By Kim FerraroApril 26, 2023

In the Army, showing resilience and moving forward no matter what the situation are gold standards of behavior. But for a service member who is sexually assaulted, as happens to thousands each year, those standards may no longer be achievable. After suffering one of the most anguishing bodily violations, some victims slide into crippling depression and thoughts of suicide. That’s why the Suicide Prevention Program (SP2) is a vitally important resource.

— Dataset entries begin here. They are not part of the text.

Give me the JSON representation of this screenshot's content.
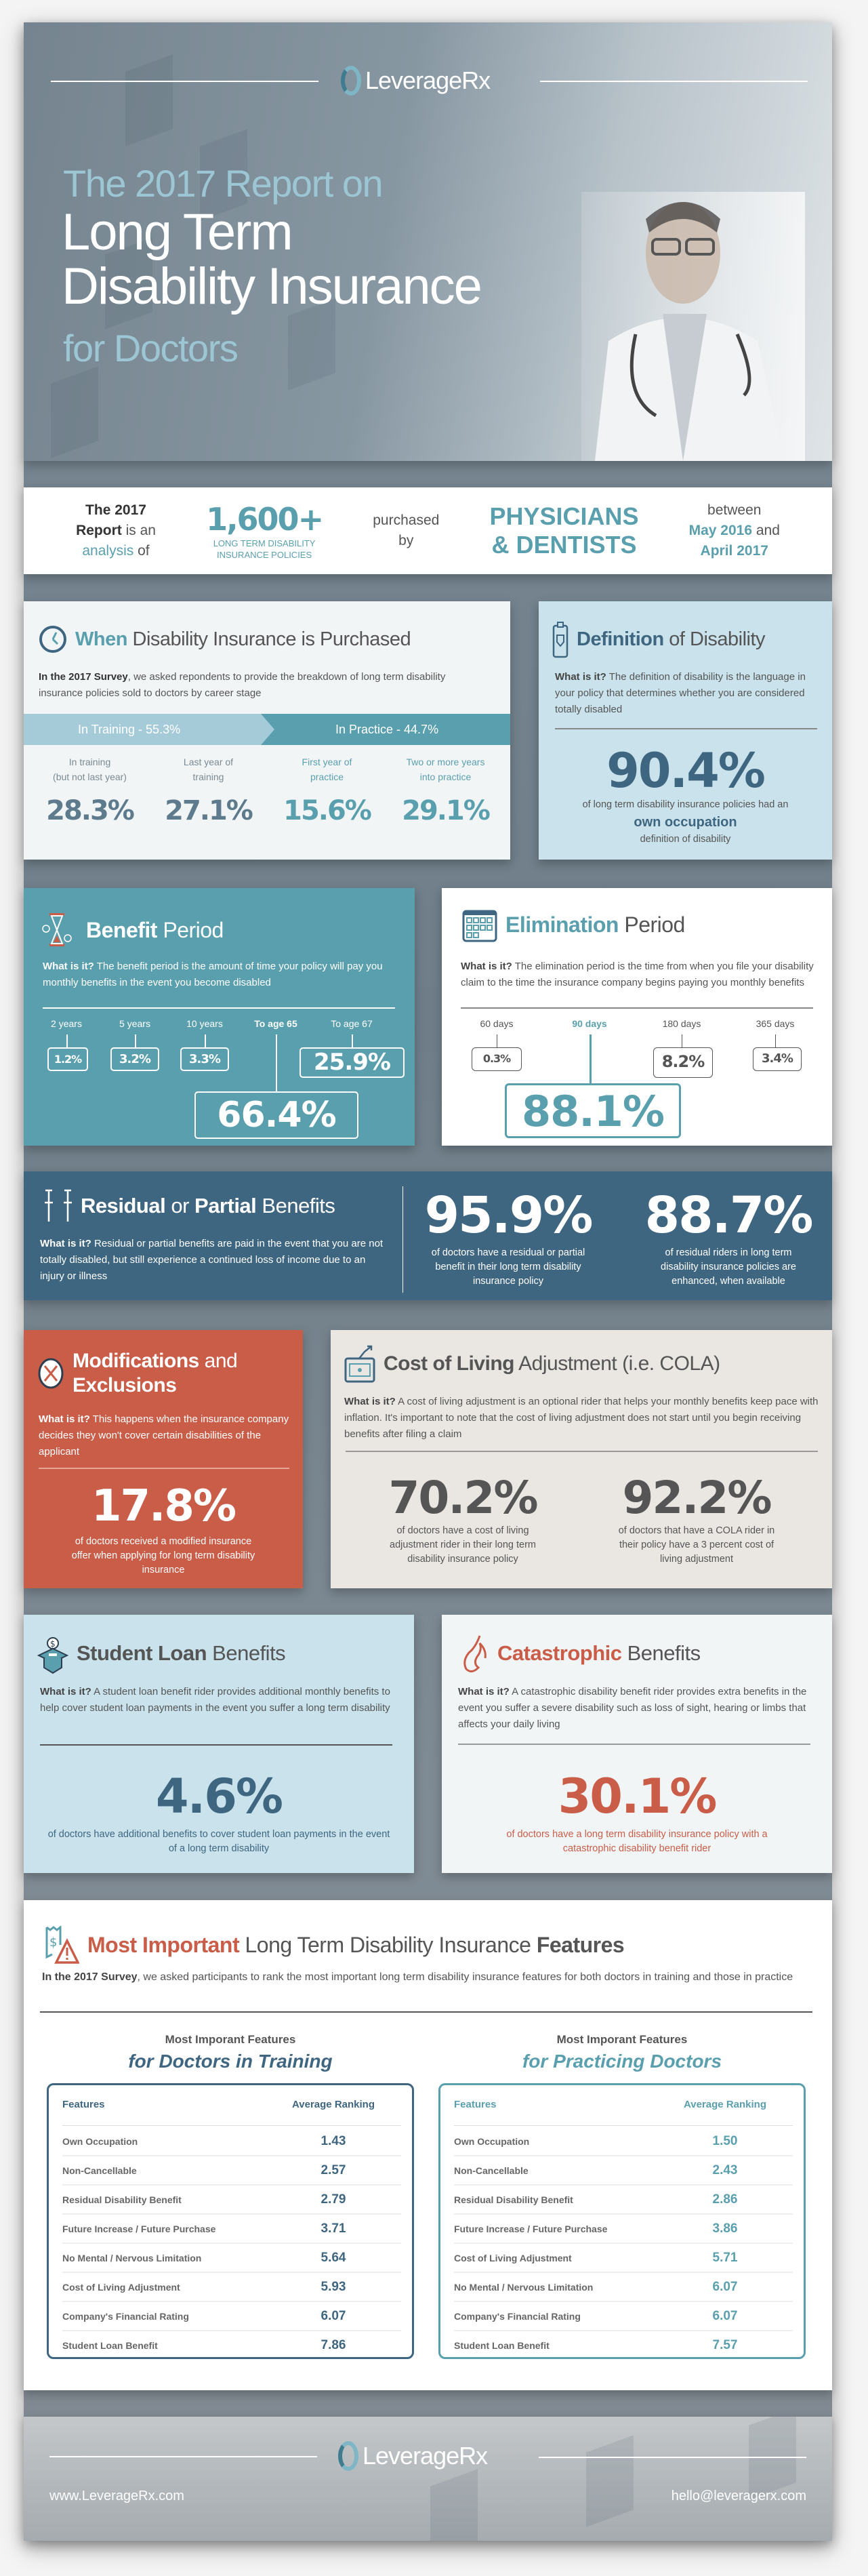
{
  "brand": {
    "name": "LeverageRx",
    "url": "www.LeverageRx.com",
    "email": "hello@leveragerx.com"
  },
  "header": {
    "line1": "The 2017 Report on",
    "line2": "Long Term",
    "line3": "Disability Insurance",
    "line4": "for Doctors"
  },
  "stats": {
    "c1a": "The 2017",
    "c1b": "Report",
    "c1c": " is an",
    "c1d": "analysis",
    "c1e": " of",
    "count": "1,600+",
    "count_label1": "LONG TERM DISABILITY",
    "count_label2": "INSURANCE POLICIES",
    "purchased": "purchased",
    "by": "by",
    "who1": "PHYSICIANS",
    "who2": "& DENTISTS",
    "between": "between",
    "from": "May 2016",
    "and": " and",
    "to": "April 2017"
  },
  "when": {
    "title_bold": "When",
    "title_rest": "Disability Insurance is Purchased",
    "intro_bold": "In the 2017 Survey",
    "intro_rest": ", we asked repondents to provide the breakdown of long term disability insurance policies sold to doctors by career stage",
    "band_training": "In Training - 55.3%",
    "band_practice": "In Practice - 44.7%",
    "stages": [
      {
        "l1": "In training",
        "l2": "(but not last year)",
        "value": "28.3%"
      },
      {
        "l1": "Last year of",
        "l2": "training",
        "value": "27.1%"
      },
      {
        "l1": "First year of",
        "l2": "practice",
        "value": "15.6%"
      },
      {
        "l1": "Two or more years",
        "l2": "into practice",
        "value": "29.1%"
      }
    ]
  },
  "definition": {
    "title_bold": "Definition",
    "title_rest": "of Disability",
    "what": "What is it?",
    "text": " The definition of disability is the language in your policy that determines whether you are considered totally disabled",
    "value": "90.4%",
    "cap1": "of long term disability insurance policies had an",
    "cap2": "own occupation",
    "cap3": "definition of disability"
  },
  "benefit": {
    "title_bold": "Benefit",
    "title_rest": "Period",
    "what": "What is it?",
    "text": " The benefit period is the amount of time your policy will pay you monthly benefits in the event you become disabled",
    "options": [
      {
        "label": "2 years",
        "value": "1.2%"
      },
      {
        "label": "5 years",
        "value": "3.2%"
      },
      {
        "label": "10 years",
        "value": "3.3%"
      },
      {
        "label": "To age 65",
        "value": "66.4%"
      },
      {
        "label": "To age 67",
        "value": "25.9%"
      }
    ]
  },
  "elimination": {
    "title_bold": "Elimination",
    "title_rest": "Period",
    "what": "What is it?",
    "text": " The elimination period is the time from when you file your disability claim to the time the insurance company begins paying you monthly benefits",
    "options": [
      {
        "label": "60 days",
        "value": "0.3%"
      },
      {
        "label": "90 days",
        "value": "88.1%"
      },
      {
        "label": "180 days",
        "value": "8.2%"
      },
      {
        "label": "365 days",
        "value": "3.4%"
      }
    ]
  },
  "residual": {
    "t1": "Residual",
    "t2": " or ",
    "t3": "Partial",
    "t4": " Benefits",
    "what": "What is it?",
    "text": " Residual or partial benefits are paid in the event that you are not totally disabled, but still experience a continued loss of income due to an injury or illness",
    "v1": "95.9%",
    "c1": "of doctors have a residual or partial benefit in their long term disability insurance policy",
    "v2": "88.7%",
    "c2": "of residual riders in long term disability insurance policies are enhanced, when available"
  },
  "mods": {
    "t1": "Modifications",
    "t2": " and",
    "t3": "Exclusions",
    "what": "What is it?",
    "text": " This happens when the insurance company decides they won't cover certain disabilities of the applicant",
    "value": "17.8%",
    "cap": "of doctors received a modified insurance offer when applying for long term disability insurance"
  },
  "cola": {
    "title_bold": "Cost of Living",
    "title_rest": "Adjustment (i.e. COLA)",
    "what": "What is it?",
    "text": " A cost of living adjustment is an optional rider that helps your monthly benefits keep pace with inflation. It's important to note that the cost of living adjustment does not start until you begin receiving benefits after filing a claim",
    "v1": "70.2%",
    "c1": "of doctors have a cost of living adjustment rider in their long term disability insurance policy",
    "v2": "92.2%",
    "c2": "of doctors that have a COLA rider in their policy have a 3 percent cost of living adjustment"
  },
  "student": {
    "title_bold": "Student Loan",
    "title_rest": "Benefits",
    "what": "What is it?",
    "text": " A student loan benefit rider provides additional monthly benefits to help cover student loan payments in the event you suffer a long term disability",
    "value": "4.6%",
    "cap": "of doctors have additional benefits to cover student loan payments in the event of a long term disability"
  },
  "catastrophic": {
    "title_bold": "Catastrophic",
    "title_rest": "Benefits",
    "what": "What is it?",
    "text": " A catastrophic disability benefit rider provides extra benefits in the event you suffer a severe disability such as loss of sight, hearing or limbs that affects your daily living",
    "value": "30.1%",
    "cap": "of doctors have a long term disability insurance policy with a catastrophic disability benefit rider"
  },
  "features": {
    "t1": "Most Important",
    "t2": " Long Term Disability Insurance ",
    "t3": "Features",
    "intro_bold": "In the 2017 Survey",
    "intro_rest": ", we asked participants to rank the most important long term disability insurance features for both doctors in training and those in practice",
    "tables": [
      {
        "sub": "Most Imporant Features",
        "title": "for Doctors in Training",
        "col1": "Features",
        "col2": "Average Ranking",
        "rows": [
          [
            "Own Occupation",
            "1.43"
          ],
          [
            "Non-Cancellable",
            "2.57"
          ],
          [
            "Residual Disability Benefit",
            "2.79"
          ],
          [
            "Future Increase / Future Purchase",
            "3.71"
          ],
          [
            "No Mental / Nervous Limitation",
            "5.64"
          ],
          [
            "Cost of Living Adjustment",
            "5.93"
          ],
          [
            "Company's Financial Rating",
            "6.07"
          ],
          [
            "Student Loan Benefit",
            "7.86"
          ]
        ]
      },
      {
        "sub": "Most Imporant Features",
        "title": "for Practicing Doctors",
        "col1": "Features",
        "col2": "Average Ranking",
        "rows": [
          [
            "Own Occupation",
            "1.50"
          ],
          [
            "Non-Cancellable",
            "2.43"
          ],
          [
            "Residual Disability Benefit",
            "2.86"
          ],
          [
            "Future Increase / Future Purchase",
            "3.86"
          ],
          [
            "Cost of Living Adjustment",
            "5.71"
          ],
          [
            "No Mental / Nervous Limitation",
            "6.07"
          ],
          [
            "Company's Financial Rating",
            "6.07"
          ],
          [
            "Student Loan Benefit",
            "7.57"
          ]
        ]
      }
    ]
  },
  "colors": {
    "teal": "#5a9fae",
    "navy": "#3f6680",
    "light_blue": "#c9e2eb",
    "red": "#c95d48",
    "beige": "#eae7e3"
  }
}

Andrea Allen, manager of the Suicide Prevention and Army Substance Abuse Prevention (ASAP) programs at Fort Dix, in New Jersey, says that SP2 seeks to be proactive by focusing on training Soldiers, commanders and Families of service members on how to recognize the signs that someone is in suicidal crisis and what to do, as well as making them aware of the stigma around mental health issues and sexual assault that often prevents people from seeking assistance. Participants learn in interactive sessions where they role-play, acting as the person who is in crisis or the concerned individual who attempts to help. When a sexual assault victim comes on their own to SP2, the staff gauge whether they are in imminent danger of self-harm and need emergency treatment or are stable enough to refer to the SHARP program or a counseling organization such as the Military Rape Crisis Center.

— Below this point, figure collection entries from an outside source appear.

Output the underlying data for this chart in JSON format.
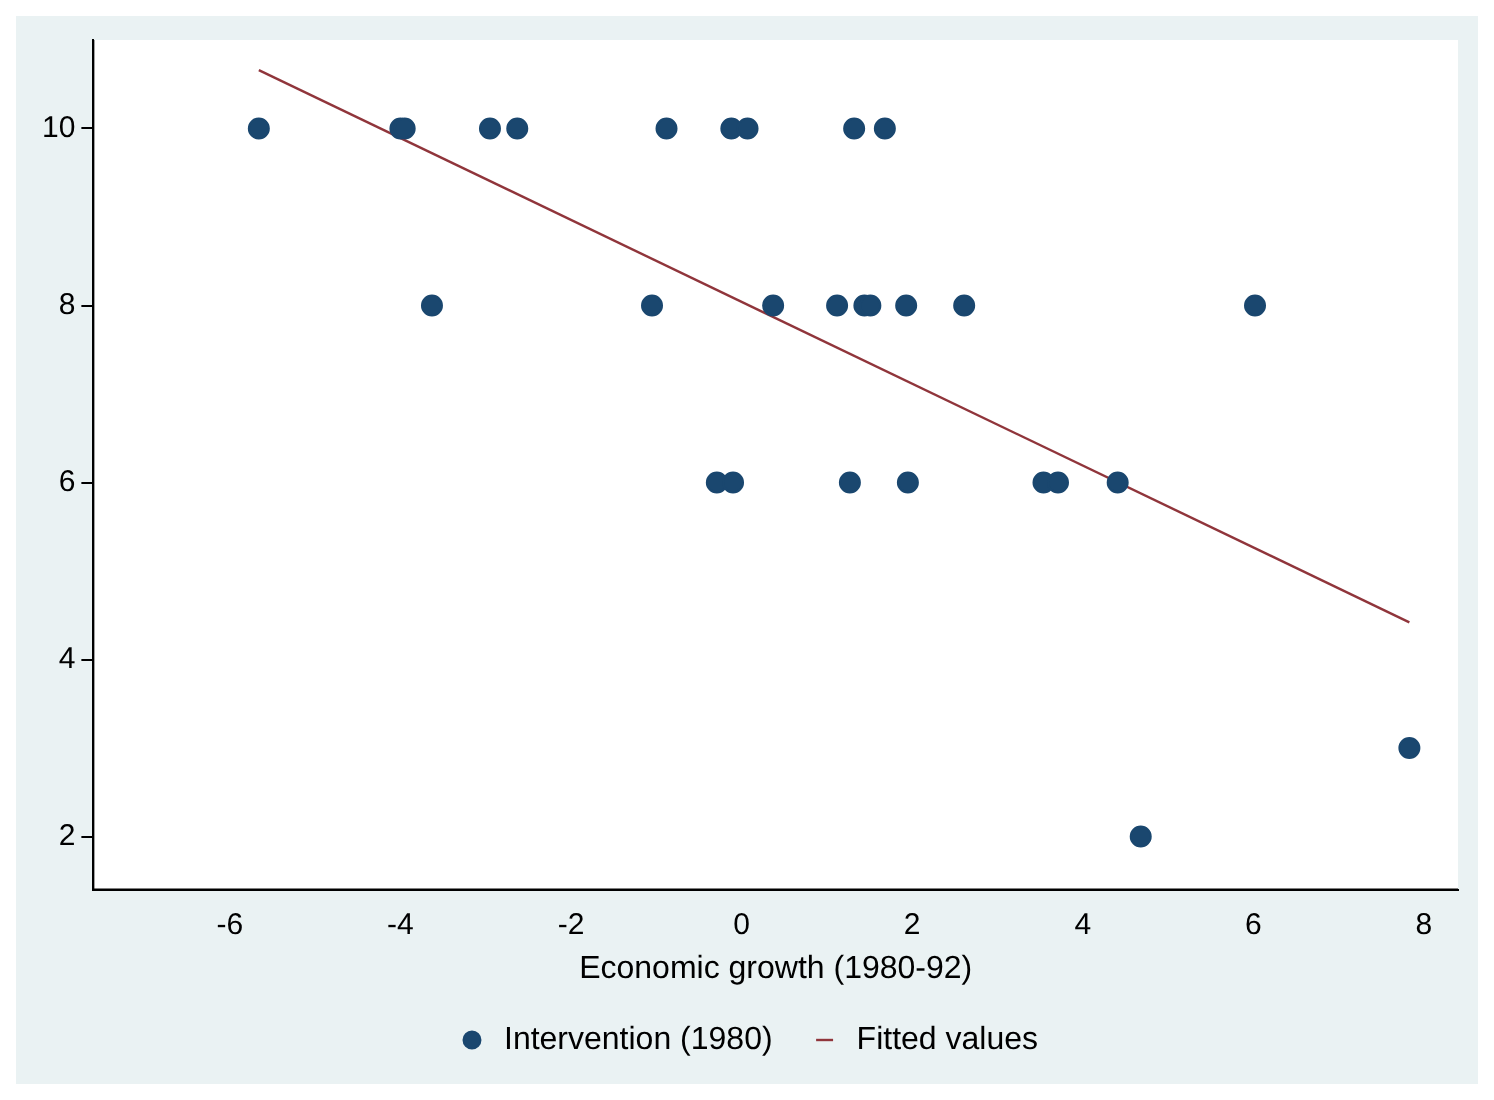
{
  "chart_data": {
    "type": "scatter",
    "xlabel": "Economic growth (1980-92)",
    "xlim": [
      -7.6,
      8.4
    ],
    "xticks": [
      -6,
      -4,
      -2,
      0,
      2,
      4,
      6,
      8
    ],
    "ylim": [
      1.4,
      11.0
    ],
    "yticks": [
      2,
      4,
      6,
      8,
      10
    ],
    "grid": false,
    "legend": "bottom",
    "series": [
      {
        "name": "Intervention (1980)",
        "color": "#1a476f",
        "marker": "circle",
        "x": [
          -5.66,
          -4.0,
          -3.95,
          -2.95,
          -2.63,
          -0.88,
          -0.12,
          0.07,
          1.32,
          1.68,
          -3.63,
          -1.05,
          0.37,
          1.12,
          1.44,
          1.51,
          1.93,
          2.61,
          6.02,
          -0.29,
          -0.1,
          1.27,
          1.95,
          3.54,
          3.71,
          4.41,
          4.68,
          7.83
        ],
        "values": [
          10,
          10,
          10,
          10,
          10,
          10,
          10,
          10,
          10,
          10,
          8,
          8,
          8,
          8,
          8,
          8,
          8,
          8,
          8,
          6,
          6,
          6,
          6,
          6,
          6,
          6,
          2,
          3
        ]
      },
      {
        "name": "Fitted values",
        "color": "#90353b",
        "type": "line",
        "x": [
          -5.66,
          7.83
        ],
        "values": [
          10.66,
          4.42
        ]
      }
    ]
  }
}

Because sexual assault victims often feel ashamed of what happened and even consider themselves to blame, they feel alone and avoid seeking help, says Donna Peters, a licensed clinical psychologist in Denver who treats those who have suffered sexual assault and post-traumatic stress disorder. It’s no surprise that, according to Peters, research shows that more than a third of women who have been raped consider suicide and 13 percent of assault victims attempt to kill themselves. But access to a tight network of family, friends and colleagues “is a major factor in reducing suicidal thoughts and suicide attempts by victims of assault, as it reduces the sense of isolation many victims feel,” Peters says. She also points to the effectiveness of traumafocused cognitive behavioral therapy.

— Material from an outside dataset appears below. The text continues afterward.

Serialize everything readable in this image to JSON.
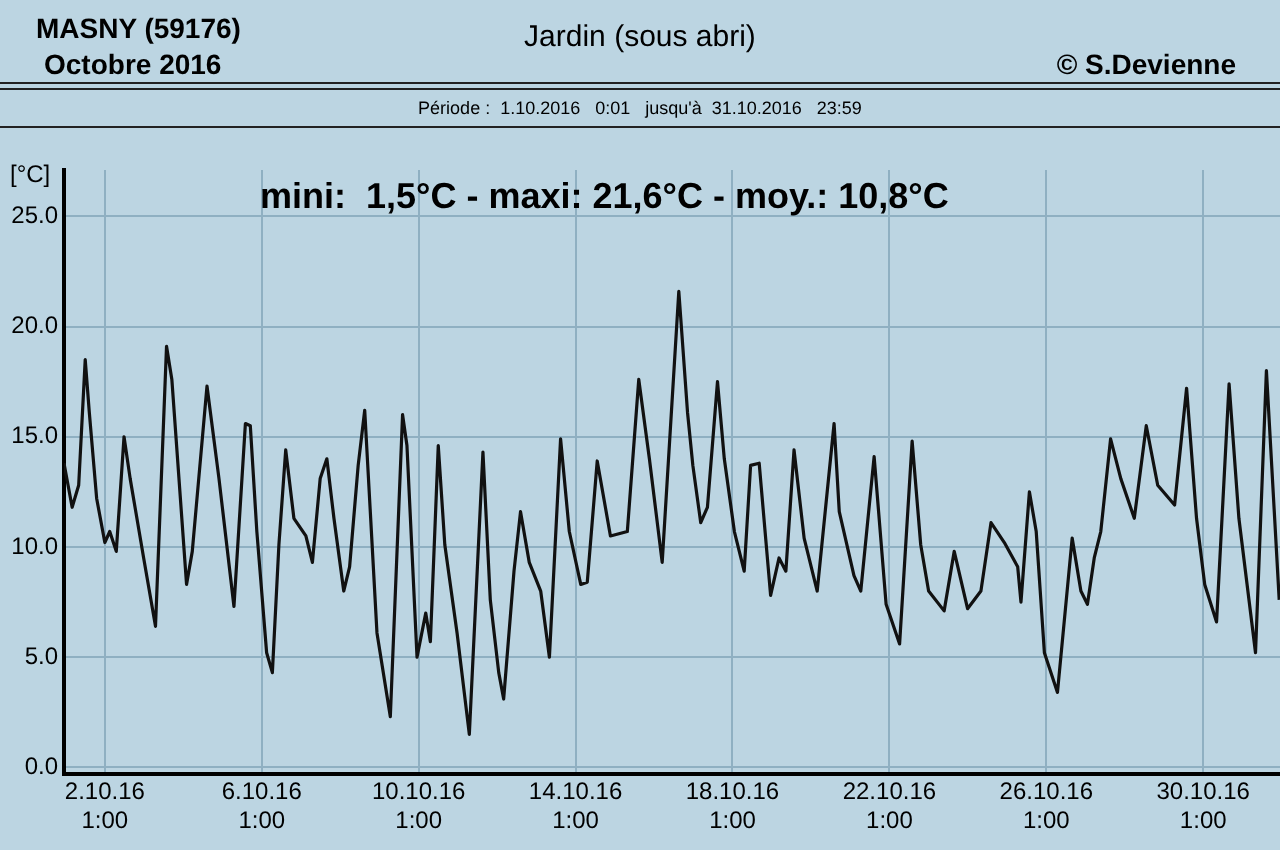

One barrier to recovery, says Tamara Rumburg, a licensed clinical psychologist at Thrive Psychology in Los Angeles who has seen veterans, is that “service members who have been assaulted sometimes perceive themselves as weak or fear others will perceive them this way and/or treat them differently, because of the assault itself or if they are struggling with mental health symptoms as a result of it.”

The biggest challenge to helping sexual assault victims, Allen says from her experiences as a certified employee assistance professional, is rebuilding their trust after they have been violated so personally. “Trust is key in building a rapport and for them to heed your advice and work with anyone while seeking assistance.” To gain their confidence, Allen says, it is important to show compassion— through both words and body language—and listen attentively, without interrupting or pushing them to reveal too much too soon. “Sometimes they tell the whole story from beginning to end, or sometimes they may take days and tell bits of it at a time. This can be because they are still processing it, having flashbacks due to a trigger, or gauging your response, both verbal and nonverbal.” People in the victim’s life need to be patient, she stresses. “Let the person make the decisions, and just walk at their speed through this process. It is the first step in the survivor taking back the power they feel they have lost.”